Nez finished high school at Haskell Indian Nations University in Lawrence, Kan., then studied fine arts at the University of Kansas.
He stayed in the Marine reserve and served in the Korean War, returning again to the reservation, where he married and raised a family. For two decades, Nez painted murals at Raymond G. Murphy VA Medical Center, in Albuquerque, where he retired in 1974.
Nez returned to his roots, once more, to Chi Chil Tah where he cared for a sibling and a flock of sheep. He moved in with his son’s family in Albuquerque in 1990.

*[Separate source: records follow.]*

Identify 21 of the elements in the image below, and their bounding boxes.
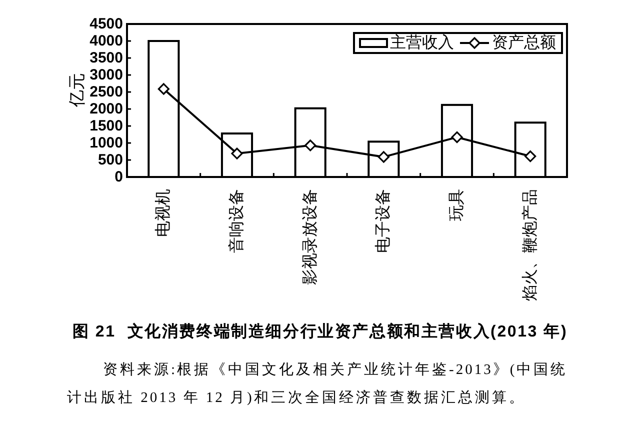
y-tick-label: 4000 bbox=[90, 32, 123, 50]
y-tick-label: 500 bbox=[98, 152, 123, 168]
category-label: 电视机 bbox=[155, 189, 172, 237]
title: 图 21 文化消费终端制造细分行业资产总额和主营收入(2013 年) bbox=[72, 324, 568, 340]
category-label: 电子设备 bbox=[375, 189, 392, 253]
y-tick-label: 2000 bbox=[90, 100, 123, 118]
y-tick-label: 3500 bbox=[90, 50, 123, 66]
y-tick-label: 3000 bbox=[90, 66, 123, 84]
category-label: 玩具 bbox=[448, 189, 466, 221]
category-label: 影视录放设备 bbox=[302, 189, 319, 285]
y-tick-label: 1500 bbox=[90, 118, 123, 134]
legend-label: 主营收入 bbox=[390, 34, 454, 52]
legend-label: 资产总额 bbox=[492, 34, 556, 52]
y-tick-label: 1000 bbox=[90, 134, 123, 152]
y-label: 亿元 bbox=[68, 73, 86, 107]
category-label: 音响设备 bbox=[228, 189, 246, 253]
y-tick-label: 0 bbox=[114, 168, 123, 186]
y-tick-label: 2500 bbox=[90, 84, 123, 100]
source-note: 资料来源:根据《中国文化及相关产业统计年鉴-2013》(中国统计出版社 2013 年 12 月)和三次全国经济普查数据汇总测算。 bbox=[67, 361, 569, 408]
category-label: 焰火、鞭炮产品 bbox=[522, 189, 539, 301]
y-tick-label: 4500 bbox=[90, 16, 123, 32]
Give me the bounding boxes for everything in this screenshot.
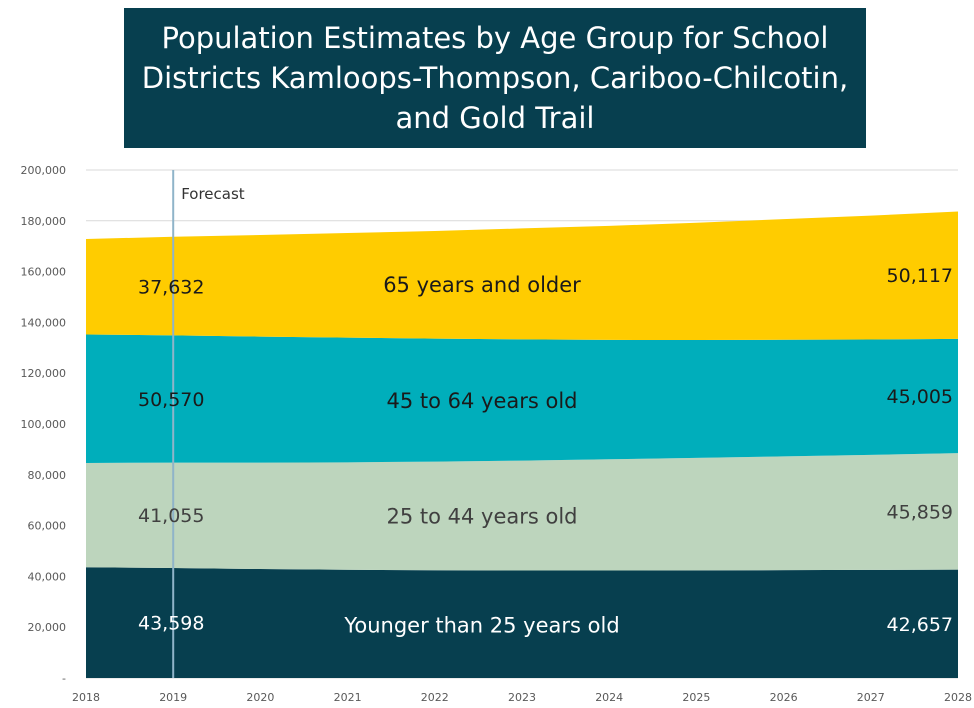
y-tick-label: 80,000 xyxy=(28,469,67,482)
y-tick-label: 200,000 xyxy=(21,164,67,177)
x-tick-label: 2018 xyxy=(72,691,100,704)
chart-title: Population Estimates by Age Group for Sc… xyxy=(124,8,866,148)
y-tick-label: 120,000 xyxy=(21,367,67,380)
y-tick-label: 140,000 xyxy=(21,316,67,329)
area-band xyxy=(86,211,958,341)
forecast-annotation: Forecast xyxy=(181,185,245,203)
x-tick-label: 2020 xyxy=(246,691,274,704)
y-tick-label: 20,000 xyxy=(28,621,67,634)
x-tick-label: 2023 xyxy=(508,691,536,704)
area-band xyxy=(86,334,958,463)
area-band xyxy=(86,453,958,571)
x-tick-label: 2025 xyxy=(682,691,710,704)
y-tick-label: 60,000 xyxy=(28,520,67,533)
y-tick-label: 40,000 xyxy=(28,570,67,583)
x-tick-label: 2019 xyxy=(159,691,187,704)
series-label: Younger than 25 years old xyxy=(343,613,619,637)
x-tick-label: 2022 xyxy=(421,691,449,704)
series-label: 45 to 64 years old xyxy=(386,389,577,413)
x-tick-label: 2026 xyxy=(770,691,798,704)
y-tick-label: 100,000 xyxy=(21,418,67,431)
x-tick-label: 2021 xyxy=(334,691,362,704)
x-tick-label: 2024 xyxy=(595,691,623,704)
y-tick-label: 160,000 xyxy=(21,266,67,279)
start-value-label: 50,570 xyxy=(138,389,204,411)
start-value-label: 41,055 xyxy=(138,505,204,527)
start-value-label: 43,598 xyxy=(138,613,204,635)
end-value-label: 50,117 xyxy=(887,265,953,287)
end-value-label: 45,005 xyxy=(887,386,953,408)
end-value-label: 42,657 xyxy=(887,614,953,636)
area-band xyxy=(86,567,958,678)
end-value-label: 45,859 xyxy=(887,501,953,523)
start-value-label: 37,632 xyxy=(138,277,204,299)
y-tick-label: 180,000 xyxy=(21,215,67,228)
series-label: 25 to 44 years old xyxy=(386,505,577,529)
x-tick-label: 2028 xyxy=(944,691,972,704)
y-tick-label: - xyxy=(62,672,66,685)
series-label: 65 years and older xyxy=(383,273,581,297)
x-tick-label: 2027 xyxy=(857,691,885,704)
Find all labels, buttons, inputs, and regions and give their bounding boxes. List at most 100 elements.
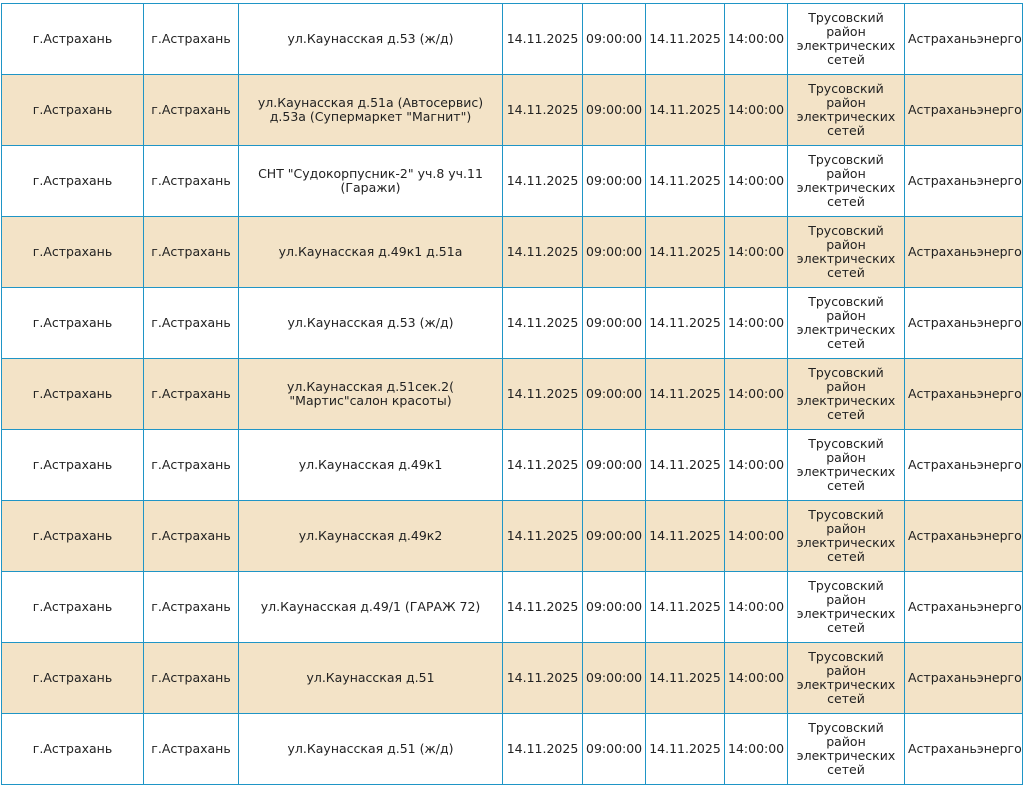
network-unit-cell: Трусовский район электрических сетей [787,287,905,359]
end-date-cell: 14.11.2025 [645,642,725,714]
network-unit-cell: Трусовский район электрических сетей [787,216,905,288]
end-date-cell: 14.11.2025 [645,3,725,75]
start-time-cell: 09:00:00 [582,3,646,75]
network-unit-cell: Трусовский район электрических сетей [787,500,905,572]
end-date-cell: 14.11.2025 [645,571,725,643]
district-cell: г.Астрахань [143,642,239,714]
start-date-cell: 14.11.2025 [502,74,583,146]
table-row: г.Астрахань г.Астрахань ул.Каунасская д.49… [1,500,1023,572]
district-cell: г.Астрахань [143,145,239,217]
start-time-cell: 09:00:00 [582,358,646,430]
organization-cell: Астраханьэнерго [904,145,1023,217]
organization-cell: Астраханьэнерго [904,429,1023,501]
table-body: г.Астрахань г.Астрахань ул.Каунасская д.53… [1,3,1023,785]
network-unit-cell: Трусовский район электрических сетей [787,145,905,217]
end-date-cell: 14.11.2025 [645,287,725,359]
organization-cell: Астраханьэнерго [904,713,1023,785]
district-cell: г.Астрахань [143,571,239,643]
start-time-cell: 09:00:00 [582,429,646,501]
organization-cell: Астраханьэнерго [904,571,1023,643]
end-time-cell: 14:00:00 [724,287,788,359]
start-date-cell: 14.11.2025 [502,571,583,643]
table-row: г.Астрахань г.Астрахань СНТ "Судокорпусник… [1,145,1023,217]
address-cell: ул.Каунасская д.49к1 [238,429,503,501]
start-time-cell: 09:00:00 [582,216,646,288]
start-date-cell: 14.11.2025 [502,429,583,501]
district-cell: г.Астрахань [143,74,239,146]
table-row: г.Астрахань г.Астрахань ул.Каунасская д.49… [1,216,1023,288]
start-time-cell: 09:00:00 [582,287,646,359]
end-time-cell: 14:00:00 [724,74,788,146]
table-row: г.Астрахань г.Астрахань ул.Каунасская д.49… [1,429,1023,501]
start-time-cell: 09:00:00 [582,713,646,785]
district-cell: г.Астрахань [143,713,239,785]
locality-cell: г.Астрахань [1,429,144,501]
address-cell: ул.Каунасская д.51а (Автосервис) д.53а (… [238,74,503,146]
district-cell: г.Астрахань [143,500,239,572]
organization-cell: Астраханьэнерго [904,500,1023,572]
start-date-cell: 14.11.2025 [502,3,583,75]
locality-cell: г.Астрахань [1,216,144,288]
table-row: г.Астрахань г.Астрахань ул.Каунасская д.51… [1,358,1023,430]
end-date-cell: 14.11.2025 [645,74,725,146]
end-date-cell: 14.11.2025 [645,429,725,501]
end-date-cell: 14.11.2025 [645,216,725,288]
table-row: г.Астрахань г.Астрахань ул.Каунасская д.53… [1,3,1023,75]
power-outage-table: г.Астрахань г.Астрахань ул.Каунасская д.53… [1,3,1023,785]
start-date-cell: 14.11.2025 [502,642,583,714]
end-time-cell: 14:00:00 [724,500,788,572]
end-time-cell: 14:00:00 [724,145,788,217]
network-unit-cell: Трусовский район электрических сетей [787,3,905,75]
end-time-cell: 14:00:00 [724,3,788,75]
table-row: г.Астрахань г.Астрахань ул.Каунасская д.49… [1,571,1023,643]
end-date-cell: 14.11.2025 [645,358,725,430]
start-time-cell: 09:00:00 [582,145,646,217]
start-time-cell: 09:00:00 [582,571,646,643]
table-row: г.Астрахань г.Астрахань ул.Каунасская д.51… [1,74,1023,146]
network-unit-cell: Трусовский район электрических сетей [787,713,905,785]
network-unit-cell: Трусовский район электрических сетей [787,74,905,146]
organization-cell: Астраханьэнерго [904,642,1023,714]
organization-cell: Астраханьэнерго [904,287,1023,359]
start-date-cell: 14.11.2025 [502,500,583,572]
network-unit-cell: Трусовский район электрических сетей [787,358,905,430]
address-cell: ул.Каунасская д.51сек.2( "Мартис"салон к… [238,358,503,430]
end-time-cell: 14:00:00 [724,713,788,785]
organization-cell: Астраханьэнерго [904,3,1023,75]
table-row: г.Астрахань г.Астрахань ул.Каунасская д.53… [1,287,1023,359]
end-time-cell: 14:00:00 [724,642,788,714]
end-date-cell: 14.11.2025 [645,145,725,217]
organization-cell: Астраханьэнерго [904,358,1023,430]
address-cell: СНТ "Судокорпусник-2" уч.8 уч.11 (Гаражи… [238,145,503,217]
district-cell: г.Астрахань [143,287,239,359]
end-time-cell: 14:00:00 [724,216,788,288]
table-row: г.Астрахань г.Астрахань ул.Каунасская д.51… [1,642,1023,714]
address-cell: ул.Каунасская д.49к1 д.51а [238,216,503,288]
end-date-cell: 14.11.2025 [645,500,725,572]
address-cell: ул.Каунасская д.51 [238,642,503,714]
end-time-cell: 14:00:00 [724,358,788,430]
start-date-cell: 14.11.2025 [502,216,583,288]
end-time-cell: 14:00:00 [724,429,788,501]
start-date-cell: 14.11.2025 [502,287,583,359]
start-time-cell: 09:00:00 [582,642,646,714]
organization-cell: Астраханьэнерго [904,216,1023,288]
locality-cell: г.Астрахань [1,642,144,714]
address-cell: ул.Каунасская д.53 (ж/д) [238,3,503,75]
district-cell: г.Астрахань [143,3,239,75]
locality-cell: г.Астрахань [1,145,144,217]
locality-cell: г.Астрахань [1,500,144,572]
table-row: г.Астрахань г.Астрахань ул.Каунасская д.51… [1,713,1023,785]
locality-cell: г.Астрахань [1,74,144,146]
district-cell: г.Астрахань [143,216,239,288]
address-cell: ул.Каунасская д.53 (ж/д) [238,287,503,359]
locality-cell: г.Астрахань [1,287,144,359]
locality-cell: г.Астрахань [1,3,144,75]
district-cell: г.Астрахань [143,358,239,430]
district-cell: г.Астрахань [143,429,239,501]
start-time-cell: 09:00:00 [582,74,646,146]
address-cell: ул.Каунасская д.49к2 [238,500,503,572]
address-cell: ул.Каунасская д.49/1 (ГАРАЖ 72) [238,571,503,643]
start-date-cell: 14.11.2025 [502,145,583,217]
locality-cell: г.Астрахань [1,713,144,785]
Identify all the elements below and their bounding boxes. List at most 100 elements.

More than a half-century after he was discharged from the Marines, Nez met President George W. Bush.
On July 26, 2001, Bush handed Congressional Gold Medals to five living original Navajo Code Talkers who had come to Washington, D.C. The medal is an expression of national appreciation for distinguished achievements and contributions. “President Bush was the nicest man I met,” Nez said. “He seemed very glad to shake hands with the Code Talkers. I thought we deserved the medal.” Only long after the Enemy Way ceremony had buried his memories would Nez share his stories. He wanted people to know what he and the others did in the war.
After all, noted his son, Michael, the story was kept a secret for so long.
It is an obvious point of pride for the former Marine.
Baa’ ahééh nisin, “I’m pleased and grateful about it,” Nez said. Shil nilí, “I appreciate it.” J’o ako téé’go nise báá “That’s my journey to war and back.”
Nez, who has had a long life with many children, is wealthy according to Navajo beliefs. The father of six children, he has nine grandchildren and eight great-grandchildren. He has outlived all but two of his children and shares a home with Michael and his family.
Today, Nez uses a wheelchair. Diabetes has claimed his legs. Time has dulled his hearing.
Nez tells his story seated in the living room of his son’s home. Behind him, the wall is covered with family portraits. The afternoon sun glows through the window.
He wears the recognizable uniform of the Code Talkers, brown pants that symbolize the earth, gold shirt for the color of corn pollen and a red cap that represents the tint of blood.
Asked how he wants to be remembered, Nez said he wants his legacy to be when his country, America, called on him. Of the 29 original Code Talkers, he’s the only one left, and he struggles to convey how he feels about being the last living symbol. Proud, patriotic, happy to be among his family.
J’o ako téé’go nise báá, “That’s my journey to war and back,” he said.
Soft evening twilight moves over the Sandia Mountains east of Michael Nez’s home. The gold in Chester Nez’s shirt deepens. The faces in the family photographs are no longer sharply defined. Darkness creeps into the living room. Nez wheels himself into the bedroom. A grandson prepares him for bed.
Mr. Nez passed earlier this year – 2014.